While cliché, it is still true that children are the future. That is why it is so important that we find ways to protect them where we can and prepare them where we can’t protect them. While some attempts to protect and prepare children for the real world are controversial, one thing that shouldn’t be debated is newborn screenings for rare and potentially deadly diseases.
A year ago next month, California’s state government passed legislation to add another rare disease, adrenoleukodystrophy (ALD), to their list of diseases to be screened for at birth.
Adrenoleukodystrophy is a rare, genetic disease that most severely affects males. It causes the protective layer around nerve cells to be damaged or completely destroyed. The disease can manifest itself in many ways, therefore causing difficulty diagnosing and further damaging the nervous system. Though there is no cure for ALD, there are treatments that can slow or arrest progression.

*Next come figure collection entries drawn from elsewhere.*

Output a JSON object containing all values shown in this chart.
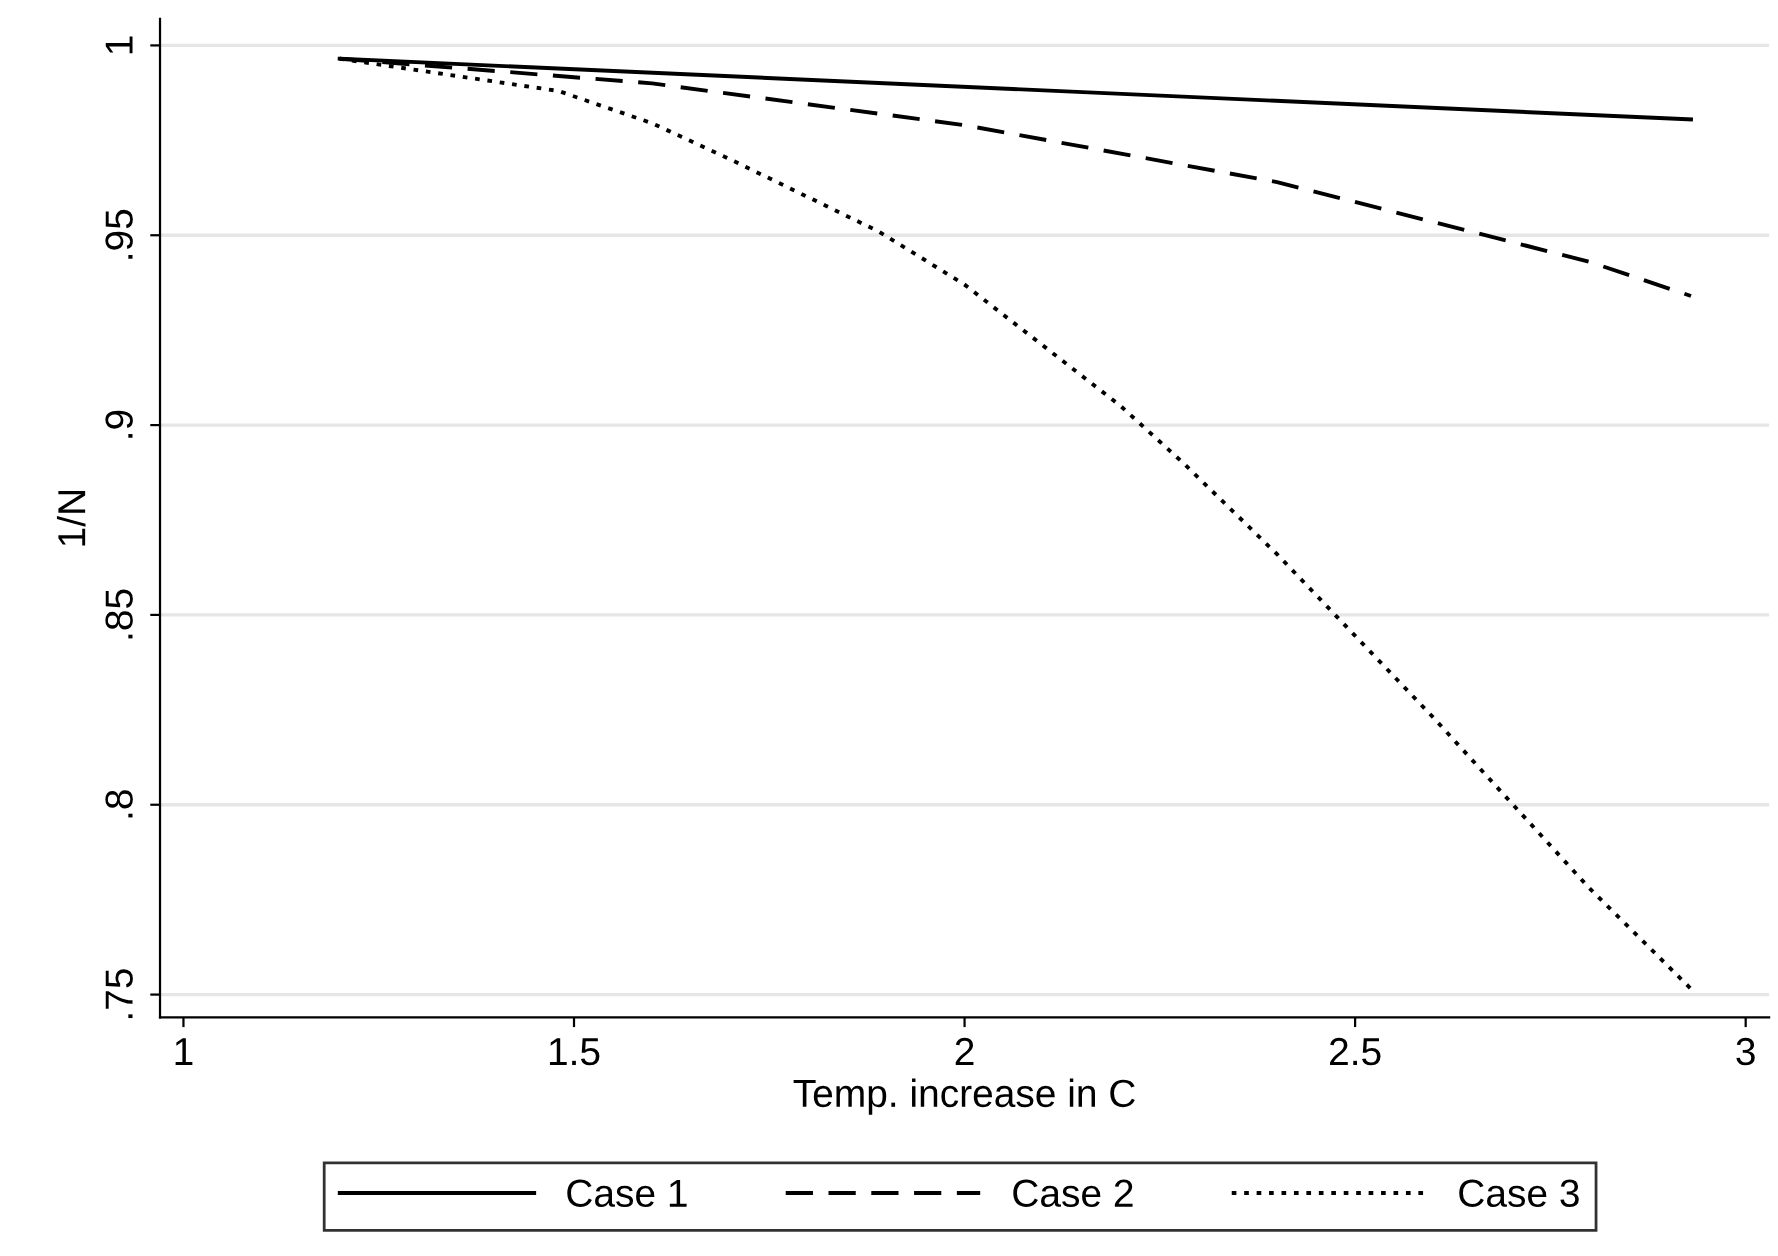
{
  "chart_data": {
    "type": "line",
    "xlabel": "Temp. increase in C",
    "ylabel": "1/N",
    "xlim": [
      0.97,
      3.03
    ],
    "ylim": [
      0.744,
      1.007
    ],
    "xticks": [
      1,
      1.5,
      2,
      2.5,
      3
    ],
    "yticks": [
      {
        "value": 0.75,
        "label": ".75"
      },
      {
        "value": 0.8,
        "label": ".8"
      },
      {
        "value": 0.85,
        "label": ".85"
      },
      {
        "value": 0.9,
        "label": ".9"
      },
      {
        "value": 0.95,
        "label": ".95"
      },
      {
        "value": 1,
        "label": "1"
      }
    ],
    "grid": "y",
    "legend": "bottom",
    "marker": "none",
    "series": [
      {
        "name": "Case 1",
        "color": "#000000",
        "line_style": "solid",
        "x": [
          1.2,
          2.93
        ],
        "values": [
          0.9965,
          0.9805
        ]
      },
      {
        "name": "Case 2",
        "color": "#000000",
        "line_style": "dashed",
        "x": [
          1.2,
          1.6,
          2.0,
          2.4,
          2.8,
          2.93
        ],
        "values": [
          0.9965,
          0.99,
          0.979,
          0.964,
          0.943,
          0.934
        ]
      },
      {
        "name": "Case 3",
        "color": "#000000",
        "line_style": "dotted",
        "x": [
          1.2,
          1.48,
          1.6,
          1.7,
          1.8,
          1.89,
          2.0,
          2.2,
          2.28,
          2.4,
          2.6,
          2.8,
          2.93
        ],
        "values": [
          0.9965,
          0.988,
          0.9795,
          0.97,
          0.96,
          0.951,
          0.937,
          0.905,
          0.89,
          0.866,
          0.823,
          0.778,
          0.7515
        ]
      }
    ]
  }
}
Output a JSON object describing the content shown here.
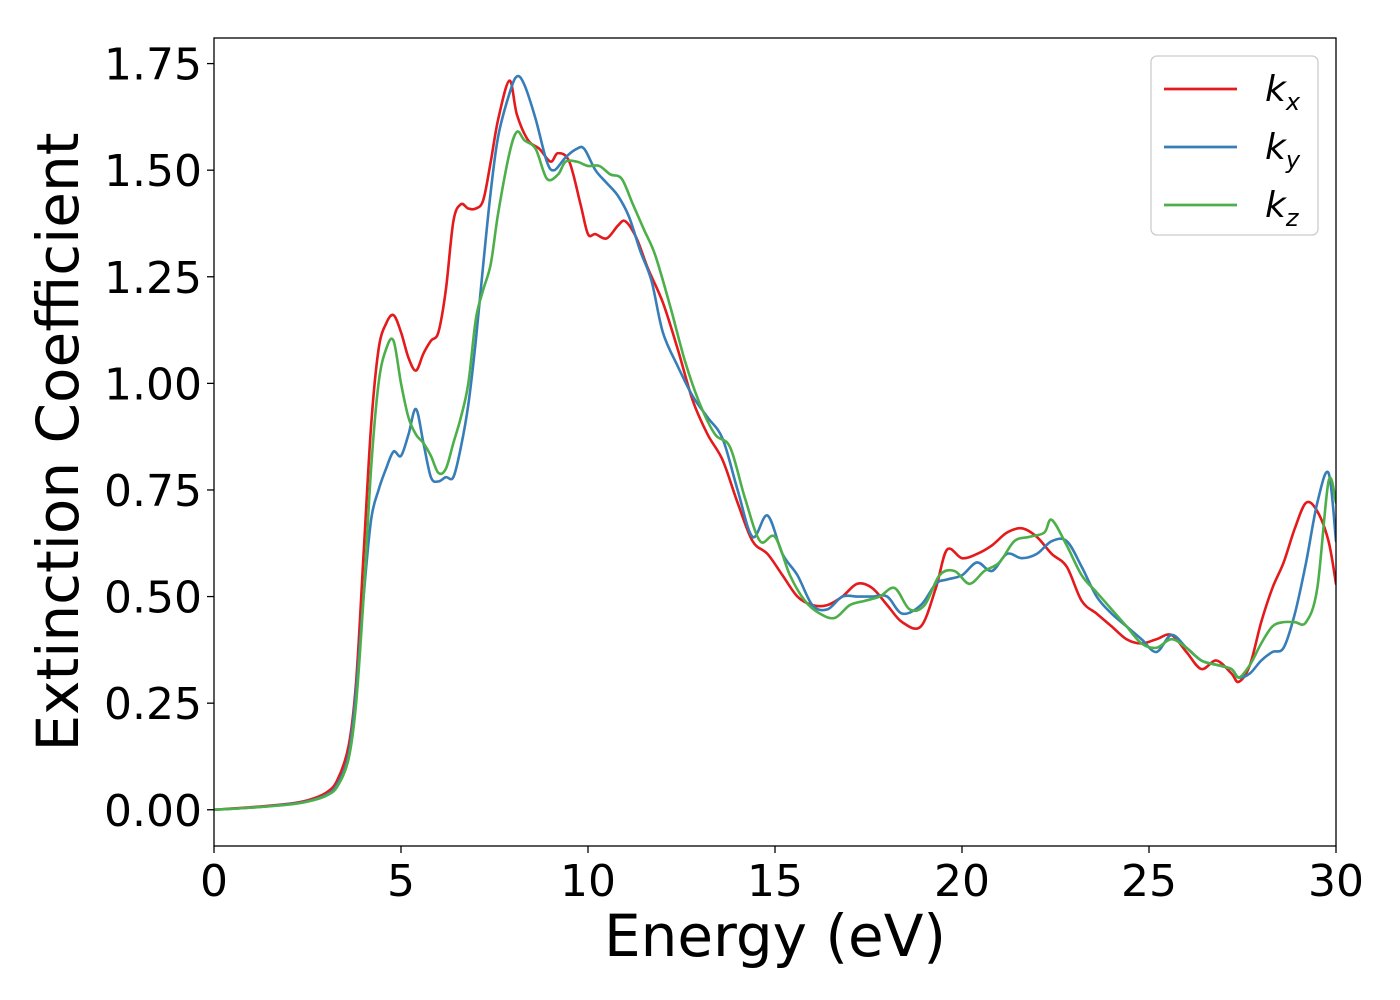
{
  "chart_data": {
    "type": "line",
    "xlabel": "Energy (eV)",
    "ylabel": "Extinction Coefficient",
    "xlim": [
      0,
      30
    ],
    "ylim": [
      -0.085,
      1.81
    ],
    "xticks": [
      0,
      5,
      10,
      15,
      20,
      25,
      30
    ],
    "xtick_labels": [
      "0",
      "5",
      "10",
      "15",
      "20",
      "25",
      "30"
    ],
    "yticks": [
      0.0,
      0.25,
      0.5,
      0.75,
      1.0,
      1.25,
      1.5,
      1.75
    ],
    "ytick_labels": [
      "0.00",
      "0.25",
      "0.50",
      "0.75",
      "1.00",
      "1.25",
      "1.50",
      "1.75"
    ],
    "grid": false,
    "legend_position": "top-right",
    "series": [
      {
        "name": "k",
        "subscript": "x",
        "color": "#e41a1c",
        "x": [
          0,
          1,
          2,
          2.5,
          3,
          3.3,
          3.6,
          3.8,
          4,
          4.2,
          4.4,
          4.6,
          4.8,
          5,
          5.2,
          5.4,
          5.6,
          5.8,
          6,
          6.2,
          6.4,
          6.6,
          6.8,
          7,
          7.2,
          7.4,
          7.6,
          7.9,
          8.1,
          8.4,
          8.7,
          9,
          9.2,
          9.5,
          9.8,
          10,
          10.2,
          10.5,
          10.8,
          11,
          11.3,
          11.6,
          12,
          12.4,
          12.8,
          13.2,
          13.6,
          14,
          14.4,
          14.8,
          15.2,
          15.6,
          16,
          16.4,
          16.8,
          17.2,
          17.6,
          18,
          18.4,
          18.9,
          19.3,
          19.6,
          20,
          20.4,
          20.8,
          21.2,
          21.6,
          22,
          22.4,
          22.8,
          23.2,
          23.6,
          24,
          24.4,
          24.8,
          25.2,
          25.6,
          26,
          26.4,
          26.8,
          27.2,
          27.4,
          27.7,
          28,
          28.3,
          28.6,
          28.9,
          29.2,
          29.5,
          29.8,
          30
        ],
        "y": [
          0.0,
          0.006,
          0.014,
          0.022,
          0.04,
          0.07,
          0.15,
          0.3,
          0.6,
          0.9,
          1.08,
          1.14,
          1.16,
          1.12,
          1.06,
          1.03,
          1.07,
          1.1,
          1.12,
          1.22,
          1.38,
          1.42,
          1.41,
          1.41,
          1.43,
          1.52,
          1.62,
          1.71,
          1.63,
          1.57,
          1.55,
          1.52,
          1.54,
          1.52,
          1.42,
          1.35,
          1.35,
          1.34,
          1.37,
          1.38,
          1.34,
          1.27,
          1.19,
          1.08,
          0.96,
          0.88,
          0.82,
          0.72,
          0.63,
          0.6,
          0.55,
          0.5,
          0.48,
          0.48,
          0.5,
          0.53,
          0.52,
          0.48,
          0.44,
          0.43,
          0.52,
          0.61,
          0.59,
          0.6,
          0.62,
          0.65,
          0.66,
          0.64,
          0.6,
          0.57,
          0.49,
          0.46,
          0.43,
          0.4,
          0.39,
          0.4,
          0.41,
          0.37,
          0.33,
          0.35,
          0.32,
          0.3,
          0.34,
          0.44,
          0.52,
          0.58,
          0.66,
          0.72,
          0.7,
          0.63,
          0.53
        ]
      },
      {
        "name": "k",
        "subscript": "y",
        "color": "#377eb8",
        "x": [
          0,
          1,
          2,
          2.5,
          3,
          3.3,
          3.6,
          3.8,
          4,
          4.2,
          4.4,
          4.6,
          4.8,
          5,
          5.2,
          5.4,
          5.6,
          5.8,
          6,
          6.2,
          6.4,
          6.6,
          6.8,
          7,
          7.2,
          7.4,
          7.6,
          7.9,
          8.1,
          8.3,
          8.6,
          8.9,
          9.1,
          9.4,
          9.7,
          9.9,
          10.2,
          10.5,
          10.8,
          11.1,
          11.4,
          11.7,
          12,
          12.4,
          12.8,
          13.2,
          13.6,
          14,
          14.4,
          14.8,
          15.2,
          15.6,
          16,
          16.4,
          16.8,
          17.2,
          17.6,
          18,
          18.4,
          18.9,
          19.3,
          19.6,
          20,
          20.4,
          20.8,
          21.2,
          21.6,
          22,
          22.4,
          22.8,
          23.2,
          23.6,
          24,
          24.4,
          24.8,
          25.2,
          25.6,
          26,
          26.4,
          26.8,
          27.2,
          27.4,
          27.7,
          28,
          28.3,
          28.6,
          28.9,
          29.2,
          29.5,
          29.8,
          30
        ],
        "y": [
          0.0,
          0.005,
          0.013,
          0.02,
          0.035,
          0.06,
          0.13,
          0.28,
          0.5,
          0.68,
          0.75,
          0.8,
          0.84,
          0.83,
          0.88,
          0.94,
          0.86,
          0.78,
          0.77,
          0.78,
          0.78,
          0.85,
          0.95,
          1.1,
          1.28,
          1.45,
          1.58,
          1.68,
          1.72,
          1.7,
          1.62,
          1.52,
          1.5,
          1.53,
          1.55,
          1.55,
          1.5,
          1.47,
          1.44,
          1.39,
          1.31,
          1.24,
          1.12,
          1.04,
          0.97,
          0.92,
          0.87,
          0.75,
          0.64,
          0.69,
          0.6,
          0.55,
          0.48,
          0.47,
          0.5,
          0.5,
          0.5,
          0.5,
          0.46,
          0.48,
          0.53,
          0.54,
          0.55,
          0.58,
          0.56,
          0.6,
          0.59,
          0.6,
          0.63,
          0.63,
          0.57,
          0.5,
          0.46,
          0.43,
          0.4,
          0.37,
          0.41,
          0.38,
          0.35,
          0.34,
          0.33,
          0.31,
          0.32,
          0.35,
          0.37,
          0.38,
          0.46,
          0.58,
          0.72,
          0.79,
          0.63
        ]
      },
      {
        "name": "k",
        "subscript": "z",
        "color": "#4daf4a",
        "x": [
          0,
          1,
          2,
          2.5,
          3,
          3.3,
          3.6,
          3.8,
          4,
          4.2,
          4.4,
          4.6,
          4.8,
          5,
          5.2,
          5.4,
          5.6,
          5.8,
          6,
          6.2,
          6.4,
          6.6,
          6.8,
          7,
          7.2,
          7.4,
          7.6,
          7.9,
          8.1,
          8.3,
          8.6,
          8.9,
          9.2,
          9.4,
          9.7,
          10,
          10.3,
          10.6,
          10.9,
          11.2,
          11.5,
          11.8,
          12.2,
          12.6,
          13,
          13.4,
          13.8,
          14.2,
          14.6,
          15,
          15.4,
          15.8,
          16.2,
          16.6,
          17,
          17.4,
          17.8,
          18.2,
          18.6,
          19,
          19.4,
          19.8,
          20.2,
          20.6,
          21,
          21.4,
          21.8,
          22.2,
          22.4,
          22.8,
          23.2,
          23.6,
          24,
          24.4,
          24.8,
          25.2,
          25.6,
          26,
          26.4,
          26.8,
          27.2,
          27.4,
          27.7,
          28,
          28.3,
          28.6,
          28.9,
          29.2,
          29.5,
          29.8,
          30
        ],
        "y": [
          0.0,
          0.005,
          0.012,
          0.019,
          0.033,
          0.055,
          0.12,
          0.25,
          0.5,
          0.8,
          1.0,
          1.08,
          1.1,
          1.0,
          0.92,
          0.88,
          0.86,
          0.83,
          0.79,
          0.8,
          0.86,
          0.92,
          1.0,
          1.15,
          1.22,
          1.28,
          1.4,
          1.54,
          1.59,
          1.57,
          1.55,
          1.48,
          1.49,
          1.52,
          1.52,
          1.51,
          1.51,
          1.49,
          1.48,
          1.42,
          1.36,
          1.3,
          1.18,
          1.05,
          0.95,
          0.88,
          0.85,
          0.73,
          0.63,
          0.64,
          0.55,
          0.49,
          0.46,
          0.45,
          0.48,
          0.49,
          0.5,
          0.52,
          0.47,
          0.48,
          0.55,
          0.56,
          0.53,
          0.56,
          0.58,
          0.63,
          0.64,
          0.65,
          0.68,
          0.62,
          0.55,
          0.51,
          0.47,
          0.43,
          0.39,
          0.38,
          0.4,
          0.38,
          0.35,
          0.34,
          0.33,
          0.31,
          0.34,
          0.39,
          0.43,
          0.44,
          0.44,
          0.44,
          0.52,
          0.77,
          0.72
        ]
      }
    ]
  }
}
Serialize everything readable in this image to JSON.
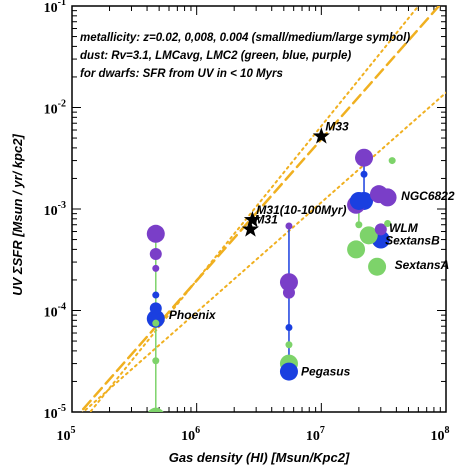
{
  "chart_data": {
    "type": "scatter",
    "xscale": "log",
    "yscale": "log",
    "xlim": [
      100000,
      100000000
    ],
    "ylim": [
      1e-05,
      0.1
    ],
    "xlabel": "Gas density (HI) [Msun/Kpc2]",
    "ylabel": "UV ΣSFR [Msun / yr/ kpc2]",
    "x_ticks": [
      {
        "value": 100000,
        "base": "10",
        "exp": "5"
      },
      {
        "value": 1000000,
        "base": "10",
        "exp": "6"
      },
      {
        "value": 10000000,
        "base": "10",
        "exp": "7"
      },
      {
        "value": 100000000,
        "base": "10",
        "exp": "8"
      }
    ],
    "y_ticks": [
      {
        "value": 1e-05,
        "base": "10",
        "exp": "-5"
      },
      {
        "value": 0.0001,
        "base": "10",
        "exp": "-4"
      },
      {
        "value": 0.001,
        "base": "10",
        "exp": "-3"
      },
      {
        "value": 0.01,
        "base": "10",
        "exp": "-2"
      },
      {
        "value": 0.1,
        "base": "10",
        "exp": "-1"
      }
    ],
    "annotations": [
      "metallicity: z=0.02, 0,008, 0.004 (small/medium/large symbol)",
      "dust: Rv=3.1, LMCavg, LMC2 (green, blue, purple)",
      "for dwarfs: SFR from UV in  < 10 Myrs"
    ],
    "colors": {
      "green": "#7dd36a",
      "blue": "#1a3fe0",
      "purple": "#7a3ec8",
      "reference": "#f0b020"
    },
    "reference_lines": [
      {
        "style": "dashed",
        "points": [
          [
            100000,
            8e-06
          ],
          [
            100000000,
            0.12
          ]
        ]
      },
      {
        "style": "dotted",
        "points": [
          [
            100000,
            6e-06
          ],
          [
            60000000,
            0.1
          ]
        ]
      },
      {
        "style": "dotted",
        "points": [
          [
            100000,
            8e-06
          ],
          [
            100000000,
            0.014
          ]
        ]
      }
    ],
    "stars": [
      {
        "name": "M33",
        "x": 10000000,
        "y": 0.0052
      },
      {
        "name": "M31(10-100Myr)",
        "x": 2800000,
        "y": 0.00078
      },
      {
        "name": "M31",
        "x": 2700000,
        "y": 0.00063
      }
    ],
    "galaxy_labels": [
      {
        "name": "Phoenix",
        "x": 480000,
        "y": 9e-05
      },
      {
        "name": "Pegasus",
        "x": 5500000,
        "y": 2.5e-05
      },
      {
        "name": "NGC6822",
        "x": 35000000,
        "y": 0.00135
      },
      {
        "name": "WLM",
        "x": 28000000,
        "y": 0.00065
      },
      {
        "name": "SextansB",
        "x": 26000000,
        "y": 0.00049
      },
      {
        "name": "SextansA",
        "x": 31000000,
        "y": 0.00028
      }
    ],
    "galaxies": [
      {
        "name": "Phoenix",
        "points": [
          {
            "x": 470000,
            "y": 0.00057,
            "color": "purple",
            "size": "large"
          },
          {
            "x": 470000,
            "y": 0.00036,
            "color": "purple",
            "size": "medium"
          },
          {
            "x": 470000,
            "y": 0.00026,
            "color": "purple",
            "size": "small"
          },
          {
            "x": 470000,
            "y": 0.000105,
            "color": "blue",
            "size": "medium"
          },
          {
            "x": 470000,
            "y": 0.000142,
            "color": "blue",
            "size": "small"
          },
          {
            "x": 470000,
            "y": 8.3e-05,
            "color": "blue",
            "size": "large"
          },
          {
            "x": 470000,
            "y": 7.5e-05,
            "color": "green",
            "size": "small"
          },
          {
            "x": 470000,
            "y": 3.2e-05,
            "color": "green",
            "size": "small"
          },
          {
            "x": 470000,
            "y": 9e-06,
            "color": "green",
            "size": "large"
          }
        ]
      },
      {
        "name": "Pegasus",
        "points": [
          {
            "x": 5500000,
            "y": 0.00068,
            "color": "purple",
            "size": "small"
          },
          {
            "x": 5500000,
            "y": 0.00019,
            "color": "purple",
            "size": "large"
          },
          {
            "x": 5500000,
            "y": 0.00015,
            "color": "purple",
            "size": "medium"
          },
          {
            "x": 5500000,
            "y": 6.8e-05,
            "color": "blue",
            "size": "small"
          },
          {
            "x": 5500000,
            "y": 4.6e-05,
            "color": "green",
            "size": "small"
          },
          {
            "x": 5500000,
            "y": 3e-05,
            "color": "green",
            "size": "large"
          },
          {
            "x": 5500000,
            "y": 2.5e-05,
            "color": "blue",
            "size": "large"
          }
        ]
      },
      {
        "name": "NGC6822",
        "points": [
          {
            "x": 22000000,
            "y": 0.0032,
            "color": "purple",
            "size": "large"
          },
          {
            "x": 22000000,
            "y": 0.0022,
            "color": "blue",
            "size": "small"
          },
          {
            "x": 22000000,
            "y": 0.0012,
            "color": "blue",
            "size": "large"
          },
          {
            "x": 29000000,
            "y": 0.0014,
            "color": "purple",
            "size": "large"
          },
          {
            "x": 34000000,
            "y": 0.0013,
            "color": "purple",
            "size": "large"
          },
          {
            "x": 37000000,
            "y": 0.003,
            "color": "green",
            "size": "small"
          }
        ]
      },
      {
        "name": "WLM",
        "points": [
          {
            "x": 19000000,
            "y": 0.0011,
            "color": "purple",
            "size": "large"
          },
          {
            "x": 20000000,
            "y": 0.0012,
            "color": "blue",
            "size": "large"
          },
          {
            "x": 20000000,
            "y": 0.0007,
            "color": "green",
            "size": "small"
          }
        ]
      },
      {
        "name": "SextansB",
        "points": [
          {
            "x": 30000000,
            "y": 0.00063,
            "color": "purple",
            "size": "medium"
          },
          {
            "x": 30000000,
            "y": 0.0005,
            "color": "blue",
            "size": "large"
          },
          {
            "x": 24000000,
            "y": 0.00055,
            "color": "green",
            "size": "large"
          }
        ]
      },
      {
        "name": "SextansA",
        "points": [
          {
            "x": 19000000,
            "y": 0.0004,
            "color": "green",
            "size": "large"
          },
          {
            "x": 28000000,
            "y": 0.00027,
            "color": "green",
            "size": "large"
          },
          {
            "x": 34000000,
            "y": 0.00072,
            "color": "green",
            "size": "small"
          }
        ]
      }
    ]
  }
}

Because of the difficulties of diagnosing, parents of children who have died from this disease have pushed for its inclusion in the standard list of diseases tested for at birth.
According to The Sacramento Bee, doctors involved in the writing and implementation of California’s revamped newborn testing believe that they will find between 25 and 30 cases in 2017.
There is a cost to adding adrenoleukodystrophy to the screened diseases. California has chosen to cover the cost using state funds. Every state in the U.S. has some newborn screening list of some kind. Other states have dealt with the cost of performing these tests in a variety of ways. The potential for saving a child’s life should outweigh the financial costs that seem to be preventing other states from implementing similar screenings for certain rare diseases.
Twenty-five years ago, adrenoleukodystrophy became the focus of some controversy because of the film Lorenzo’s Oil.
The parents of a child afflicted by this disease sought a treatment plan outside the realms of the western medical establishment. The oil treatment has shown limited success with affecting the disease; however, efforts to recreate these results have fallen short of FDA requirements for approval.